Now I was on my way… or do I thought. none of my other blogs, including this one, would work after I tried 8.0 (I wasn’t confident enough to jump to 8.1). However, my two actual websites worked, and since I coded both of those myself I felt at least somewhat proud. 🙂 But that wasn’t going to get it done.

I waited until the next morning, then called IONOS customer support. I got this lady on the line and for the next 90 minutes she did her magic, though nothing like pulling a rabbit out of a hat. She was able to fix all the blogs… except this one; ugh! She said that there was a problem with the theme I was using, and I told her it was a WordPress theme, fourteen, but she said they couldn’t do anything with themes. So this one went back to 7.4 and I had to figure it out on my own.

To say I was frustrated is understating my exasperation. I kept getting the same error messages, and I had no idea what they were trying to tell me. Thus, I headed back to my favorite teacher, Google. I pasted in one of the error messages and I eventually came across a site (the 7th btw) that said something about opening up one of the files by downloading it to my computer via a FTP/SFTP program and seeing if I could figure out where the problem might be.

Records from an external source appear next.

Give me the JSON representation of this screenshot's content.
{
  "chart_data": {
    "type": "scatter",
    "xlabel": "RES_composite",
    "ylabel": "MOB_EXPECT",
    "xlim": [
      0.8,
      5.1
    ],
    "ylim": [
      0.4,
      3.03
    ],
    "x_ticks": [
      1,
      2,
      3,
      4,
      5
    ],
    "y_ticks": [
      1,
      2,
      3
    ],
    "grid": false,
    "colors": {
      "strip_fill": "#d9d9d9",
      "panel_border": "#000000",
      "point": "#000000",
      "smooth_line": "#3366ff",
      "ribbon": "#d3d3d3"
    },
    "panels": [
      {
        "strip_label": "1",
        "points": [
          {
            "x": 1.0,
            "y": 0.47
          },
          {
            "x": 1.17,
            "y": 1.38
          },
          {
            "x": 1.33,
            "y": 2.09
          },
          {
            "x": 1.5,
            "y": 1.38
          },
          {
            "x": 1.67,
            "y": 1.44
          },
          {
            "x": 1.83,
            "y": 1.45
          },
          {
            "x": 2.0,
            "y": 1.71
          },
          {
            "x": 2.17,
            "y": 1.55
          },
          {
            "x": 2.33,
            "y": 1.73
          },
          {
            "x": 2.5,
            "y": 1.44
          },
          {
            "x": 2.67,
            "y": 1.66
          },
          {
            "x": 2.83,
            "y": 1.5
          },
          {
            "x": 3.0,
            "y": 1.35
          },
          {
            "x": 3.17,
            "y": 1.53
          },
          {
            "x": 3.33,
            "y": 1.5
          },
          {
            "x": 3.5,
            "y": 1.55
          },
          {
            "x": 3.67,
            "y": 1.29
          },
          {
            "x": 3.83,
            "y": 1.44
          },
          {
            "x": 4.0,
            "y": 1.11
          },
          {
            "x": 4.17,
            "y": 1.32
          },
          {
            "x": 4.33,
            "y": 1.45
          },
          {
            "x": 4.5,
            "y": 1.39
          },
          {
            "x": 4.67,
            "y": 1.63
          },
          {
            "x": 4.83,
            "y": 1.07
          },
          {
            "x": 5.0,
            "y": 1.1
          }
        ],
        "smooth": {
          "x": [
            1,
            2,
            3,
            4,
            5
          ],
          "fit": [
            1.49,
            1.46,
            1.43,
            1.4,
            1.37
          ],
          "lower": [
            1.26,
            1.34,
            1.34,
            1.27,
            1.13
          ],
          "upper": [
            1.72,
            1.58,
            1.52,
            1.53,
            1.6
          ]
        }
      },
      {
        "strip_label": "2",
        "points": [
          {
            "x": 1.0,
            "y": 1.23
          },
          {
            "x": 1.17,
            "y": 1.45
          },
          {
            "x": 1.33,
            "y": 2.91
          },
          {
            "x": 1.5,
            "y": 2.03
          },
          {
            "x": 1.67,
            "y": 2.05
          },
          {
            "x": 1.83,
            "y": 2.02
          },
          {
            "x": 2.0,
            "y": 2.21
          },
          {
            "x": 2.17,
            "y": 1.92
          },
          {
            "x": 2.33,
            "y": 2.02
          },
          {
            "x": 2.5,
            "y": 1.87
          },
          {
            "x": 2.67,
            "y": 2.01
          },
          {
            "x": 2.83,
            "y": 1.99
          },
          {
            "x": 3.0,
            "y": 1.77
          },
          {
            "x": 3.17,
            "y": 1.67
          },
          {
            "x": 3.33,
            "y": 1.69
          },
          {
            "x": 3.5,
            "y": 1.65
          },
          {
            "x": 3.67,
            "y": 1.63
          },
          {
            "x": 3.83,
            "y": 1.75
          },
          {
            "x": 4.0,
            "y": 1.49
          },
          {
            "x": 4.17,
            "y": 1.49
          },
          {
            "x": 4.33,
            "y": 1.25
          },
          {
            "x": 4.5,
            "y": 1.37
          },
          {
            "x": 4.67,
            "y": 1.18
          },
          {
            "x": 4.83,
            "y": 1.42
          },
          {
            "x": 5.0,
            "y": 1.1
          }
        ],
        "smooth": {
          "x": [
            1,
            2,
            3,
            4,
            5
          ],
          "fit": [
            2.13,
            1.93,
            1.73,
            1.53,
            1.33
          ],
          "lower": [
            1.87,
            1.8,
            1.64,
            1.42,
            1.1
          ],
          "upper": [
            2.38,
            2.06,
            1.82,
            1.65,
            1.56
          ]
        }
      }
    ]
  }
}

There were 5 files showing errors, so I downloaded all 5 of them. Two of them I opened, and they had the exact same files inside. Then it hit me that 4 of the files were in the same WP directory, and I thought to open up the file that was in a different directory, which was wp.config.php. In some themes there’s more than one of those, so you have to make sure to go to the directory that the error message is indicating and download that one.

That file is one that anyone who sets up a new blog has to add certain information to such as domain name, password, etc. I immediately saw that particular file was corrupted, and I knew some stuff had to be removed. But I wasn’t immediately sure how to re-code everything.

The it hit me; the file came from the original theme of this blog, and it’s the same theme I use on one of my other blogs, the one that actually worked the first time. I went back into the SFTP program, downloaded that same file from the other blog (into a different folder on my computer so I wouldn’t mess anything up), and opened it up on my computer (using the Notepad text program is the easiest way to go). I could see what was in the new file looked clean, and all the mess and other stuff that the file for this blog contained. So… except for a few specific things, like what I mentioned earlier, I removed all the extra code and added a few things that were in the newer file.

I uploaded it back to the correct directory, tested it to see if it was working correctly, then went back to IONOS and tested 8.0; all worked fine. Then I went to 8.1; yahoo! 🙂

I’m not going to say this is easy for everyone to do, and I’m certainly not recommending it. I am saying that if you have the confidence to give it a shot, make sure you can find that same theme file somewhere else because you start messing with it.

I’m not quite done though. I mentioned earlier that it’s not recommended to add a blog to a subdirectory of a blog. That’s what caused the problem with the two blogs that were subdomains of actual websites. Instead, they should have been put into their own subdirectory, which would have made fixing them much easier… at least that’s the the lady on the phone told me. 🙂

Now you know the rest of the story; I hope it helps some of you who might run into this problem.